In March 2021, Christie’s sold Beeple’s "Everydays – The First 5000 Days" for US$69.3 million. Overnight, art NFTs became a sensation and Beeple became the third-most valuable living artist after David Hockney and Jeff Koons. In 2021, Christies auctioned over US$150 million worth of art NFTs, and the global NFT market—including art and non-art—ballooned to UD$40 billion, equivalent in value to the entire global art market.
NFTs are revolutionising how digital art is sold.
Empowered by blockchain technology, NFTs are revolutionising the ways digital assets can be transacted. A digital asset, usually in the form of a simple file, can be easily copied an infinite number of times. However, when minted on the blockchain as a non-fungible token, it becomes possible, with a very high degree of reliability, to establish uniqueness, trace provenance and current ownership, or even to capture ongoing royalties for the original artist.

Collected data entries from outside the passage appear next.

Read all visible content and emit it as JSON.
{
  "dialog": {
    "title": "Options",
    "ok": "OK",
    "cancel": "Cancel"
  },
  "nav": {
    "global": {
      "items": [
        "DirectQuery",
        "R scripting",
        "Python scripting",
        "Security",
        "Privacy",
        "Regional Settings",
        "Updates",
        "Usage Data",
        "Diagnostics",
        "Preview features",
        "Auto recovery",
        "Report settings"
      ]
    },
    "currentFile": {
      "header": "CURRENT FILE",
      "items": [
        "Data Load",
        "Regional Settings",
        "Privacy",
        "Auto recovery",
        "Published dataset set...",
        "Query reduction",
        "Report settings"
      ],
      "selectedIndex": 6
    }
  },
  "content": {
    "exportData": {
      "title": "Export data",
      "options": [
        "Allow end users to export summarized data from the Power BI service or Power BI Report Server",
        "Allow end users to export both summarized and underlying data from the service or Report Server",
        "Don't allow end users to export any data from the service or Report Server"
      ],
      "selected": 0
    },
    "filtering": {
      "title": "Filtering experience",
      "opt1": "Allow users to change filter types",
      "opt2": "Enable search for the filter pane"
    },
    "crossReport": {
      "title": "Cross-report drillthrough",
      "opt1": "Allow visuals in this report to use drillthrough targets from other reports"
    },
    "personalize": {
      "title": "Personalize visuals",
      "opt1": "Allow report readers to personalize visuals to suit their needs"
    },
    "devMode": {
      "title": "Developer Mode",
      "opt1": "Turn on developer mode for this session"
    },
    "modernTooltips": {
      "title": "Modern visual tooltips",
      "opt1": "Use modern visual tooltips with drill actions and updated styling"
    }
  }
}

Decades after digital art emerged, its access to commercial markets is today transformed by revolutionary technological advancements, namely blockchain technology. Art NFTs join a larger world of NFTs, which is comprised of anything from sports memorabilia, to all digital assets supporting tokenised ownership. The enthusiasm seen in the past months for Web 3.0 and all the emerging ecosystems related to it, likely signals just the beginning of a new revolution going far beyond the sensational sale of Beeple’s collage only a year ago.
Thanks to more ubiquitous commercialisation, we see established digital artists gain recognition, and we also witness more established and traditional artists, who, despite being used to oil and canvases, embrace digital art and all the possibilities that this medium offers. Utilising digital media, they find new avenues to express new artistic concepts. One example is the multidisciplinary artist Urs Fischer—known for his subversive collages, drawings, and large installations— who now regularly “drops” new art NFTs. We will continue to see some fascinating dialogue between fine art NFTs and crypto art NFTs.
Art NFTs will continue to open new horizons and experiences for collectors. Crypto art is adding a strong dimension of community. As the digital art world knows, BAYC (the acronym for Bored Ape Yacht Club) developed rapidly beyond mere NFT ownership: BAYC NFT owners not only control the commercial rights for their avatars, but are also given access to “The Bathroom” — a members-only graffiti board where they can express their creativity, and receive free drops only available to owners, that can be combined with their existing NFTs to create additional, unique NFTs of value. The permutations of smart contracts are virtually unlimited. Going further, following the emergence of metaverses like Decentraland or the Sandbox, we are also likely to see the commercial art world join other brands and industries in these new virtual worlds: collectors or museums will be able to open their own galleries, share, and sell their own collections of digital art.